Des arrestations en nombre

Deux cents Allemands conduits par leur chef Schmidt, cernent le village et arrêtent hommes, femmes et jeunes qu’ils regroupent en divers lieux notamment près du jeu d’arc et du Cavin. Les Allemands inspectent les maisons, procèdent à de nombreuses arrestations sommaires dans le village de Salency considéré comme lieu de ravitaillement du maquis des Usages.

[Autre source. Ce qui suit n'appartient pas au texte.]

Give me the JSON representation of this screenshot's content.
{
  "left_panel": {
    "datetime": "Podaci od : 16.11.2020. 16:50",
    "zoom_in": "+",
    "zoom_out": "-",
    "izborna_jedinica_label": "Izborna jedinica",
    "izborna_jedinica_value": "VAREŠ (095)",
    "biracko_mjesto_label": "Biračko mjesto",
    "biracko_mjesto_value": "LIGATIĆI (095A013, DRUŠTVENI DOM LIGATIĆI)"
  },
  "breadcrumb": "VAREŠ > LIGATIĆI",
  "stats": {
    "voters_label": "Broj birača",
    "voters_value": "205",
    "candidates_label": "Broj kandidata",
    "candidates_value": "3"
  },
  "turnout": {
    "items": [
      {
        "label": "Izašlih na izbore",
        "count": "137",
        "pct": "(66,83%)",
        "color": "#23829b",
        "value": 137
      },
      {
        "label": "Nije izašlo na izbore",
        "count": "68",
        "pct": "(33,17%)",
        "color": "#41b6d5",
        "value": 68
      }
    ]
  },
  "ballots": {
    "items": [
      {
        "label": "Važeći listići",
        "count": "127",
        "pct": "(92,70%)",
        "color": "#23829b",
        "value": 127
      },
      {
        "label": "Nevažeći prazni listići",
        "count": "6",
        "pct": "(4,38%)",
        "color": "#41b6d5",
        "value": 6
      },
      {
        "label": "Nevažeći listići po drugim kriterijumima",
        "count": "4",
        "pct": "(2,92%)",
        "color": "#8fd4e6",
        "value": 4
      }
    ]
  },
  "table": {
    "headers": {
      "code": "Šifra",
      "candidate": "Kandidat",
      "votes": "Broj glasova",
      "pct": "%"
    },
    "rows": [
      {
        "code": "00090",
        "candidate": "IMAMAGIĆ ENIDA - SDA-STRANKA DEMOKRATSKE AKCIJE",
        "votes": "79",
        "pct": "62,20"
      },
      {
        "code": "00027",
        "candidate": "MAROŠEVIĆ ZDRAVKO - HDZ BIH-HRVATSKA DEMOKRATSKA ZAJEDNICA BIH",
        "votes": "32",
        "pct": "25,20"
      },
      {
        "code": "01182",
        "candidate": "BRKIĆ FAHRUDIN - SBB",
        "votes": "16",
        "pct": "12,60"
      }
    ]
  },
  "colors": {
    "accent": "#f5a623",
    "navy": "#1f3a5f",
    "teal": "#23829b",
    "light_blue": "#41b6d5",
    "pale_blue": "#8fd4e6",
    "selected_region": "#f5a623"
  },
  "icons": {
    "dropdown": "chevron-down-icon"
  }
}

Après avoir écarté les femmes, les jeunes et les hommes de plus de quarante ans, 35 hommes sont rassemblés au lieu-dit Le Cavin. Il s’agit de Fernand Bohère, Kléber Boitieux (Noyon), André Boulanger, Georges Boulanger, Honoré Bulfoné, Gabriel Capelle, Albert Carbonnier, Marcel Carreau, Joseph Cavé, Michel Dawosyr (Sempigny), René Décressionnière, Maurice Derrieux, Guy Desaintquentin (Noyon), Adrien Desprez, Frédéric Doré, Louis Dubois, Reynold Duchauffour, Georges Dufour (Noyon), Jacques Gaudet, Jean Lalouette, Clément Leclerc, Jeannot Lesueur, Noël Lesueur, Jean Le Floch, Maurice Momeux, Marcel Momeux, Maurice Paquier, Edmond Polin, Jean Picard, Henri Pineau, Germain Quillet, Louis Rémia (Longueil-Annel), James Sézille, Yves Sézille et Ernest Trouvay.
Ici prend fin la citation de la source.